Все, что им требуется сейчас, – волна террора, цунами убийств и всеобщего хаоса. “Ключевые фигуры”, “аккумуляция”, “резкое ускорение” – вот слова, которые они употребляют. В полудюжине столиц будут уничтожены авторитетные и влиятельные политические деятели, их место займут генералы со своими командирами. Таков их сценарий, если судить по их собственным словам.

– В том-то и проблема, мсье. Все это – только слова, вы можете повторить их очень немногим людям, но и они, весьма вероятно, окажутся не теми, за кого вы их принимаете. И хуже того – вы можете сократить этот “отсчет времени”, как вы его называете, можете сами спустить курок, подать сигнал к началу резни.

– Отсчет времени и без нас подходит к концу, не заблуждайтесь на этот счет, – заметил Конверс. – И все-таки способ есть. Хотя, вы правы, слова “аккумуляция” и “резкое ускорение” можно понять и в ином смысле: аккумулирующие слова, ускоряющие слова. Но я все еще не могу выступить в открытую, пока не могу. Ни один суд, ни одно правительственное учреждение или позиция не могут помешать им убить меня, а когда я буду мертв, все мои предостережения назовут бредом сумасшедшего. Поймите, я совсем не спешу расстаться с жизнью, но сама по себе моя жизнь – дело второстепенное. Важно другое: умри я – и исчезнет возможность установить истину, потому что только я один разговаривал с четырьмя цезарями Делавейна, а может быть, и с пятью, считая англичанина.

– А все эти заявления, эти юридически оформленные показания, о которых вы говорите, они могут изменить положение?

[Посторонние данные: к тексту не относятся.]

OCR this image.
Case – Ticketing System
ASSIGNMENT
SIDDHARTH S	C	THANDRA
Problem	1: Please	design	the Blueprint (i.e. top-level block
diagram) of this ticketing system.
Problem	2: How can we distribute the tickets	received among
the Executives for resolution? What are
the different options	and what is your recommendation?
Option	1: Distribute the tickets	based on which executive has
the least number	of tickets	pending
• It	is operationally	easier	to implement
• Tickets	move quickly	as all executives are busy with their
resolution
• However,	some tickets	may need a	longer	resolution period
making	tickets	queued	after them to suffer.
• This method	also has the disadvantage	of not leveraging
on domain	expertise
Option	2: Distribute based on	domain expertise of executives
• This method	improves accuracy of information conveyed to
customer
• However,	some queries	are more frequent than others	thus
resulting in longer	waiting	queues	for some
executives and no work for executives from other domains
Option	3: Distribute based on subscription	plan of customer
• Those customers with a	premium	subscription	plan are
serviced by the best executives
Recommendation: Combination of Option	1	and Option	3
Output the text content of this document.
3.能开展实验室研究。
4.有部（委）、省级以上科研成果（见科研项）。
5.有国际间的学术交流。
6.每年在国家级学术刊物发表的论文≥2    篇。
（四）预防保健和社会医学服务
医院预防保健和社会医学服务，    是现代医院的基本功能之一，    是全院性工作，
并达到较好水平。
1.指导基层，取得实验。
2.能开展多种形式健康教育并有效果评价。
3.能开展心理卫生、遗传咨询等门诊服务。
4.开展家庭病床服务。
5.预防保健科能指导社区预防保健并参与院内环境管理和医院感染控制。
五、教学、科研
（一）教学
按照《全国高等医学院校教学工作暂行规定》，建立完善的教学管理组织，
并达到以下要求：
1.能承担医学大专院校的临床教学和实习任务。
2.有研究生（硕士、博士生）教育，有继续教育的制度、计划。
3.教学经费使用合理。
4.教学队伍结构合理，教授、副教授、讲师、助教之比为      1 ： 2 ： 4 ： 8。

– Если правильно повернуть дело, могут.

– Почему?

– Потому что реальный мир, тот сложный мир, в который нам нужно как можно быстрее проникнуть, он существует, и в нем есть люди, которым можно доверять и которые способны предпринять действенные меры. Именно это я и пытался сделать пару недель назад, но выбрал неправильный путь. Я хотел перепоручить все человеку, которого я знаю, Натану Саймону – лучшему из известных мне адвокатов. Тогда я даже не подозревал, что тем самым лишь связываю ему руки, а возможно, и обрекаю на смерть. – Джоэл отошел от окна и сразу стал похож на адвоката, выступающего в суде. – К кому бы он мог обратиться без меня, что бы он смог доказать, опираясь только на слова “психопатического убийцы”? Но стоило бы мне объявиться, чего бы он наверняка потребовал, мы оба были бы мертвы. Но тут Вэл рассказала мне, что с ней пытался связаться по телефону какой-то человек в Нью-Йорке, а потом кто-то преследовал ее в Лас-Вегасе, и тогда я пришел к правильному выводу: это были те, кто выслали меня вперед. Теперь они пытаются установить со мной связь. Потому что люди, которые стремятся нас убить, пользуются иными методами – они не раскрывают себя.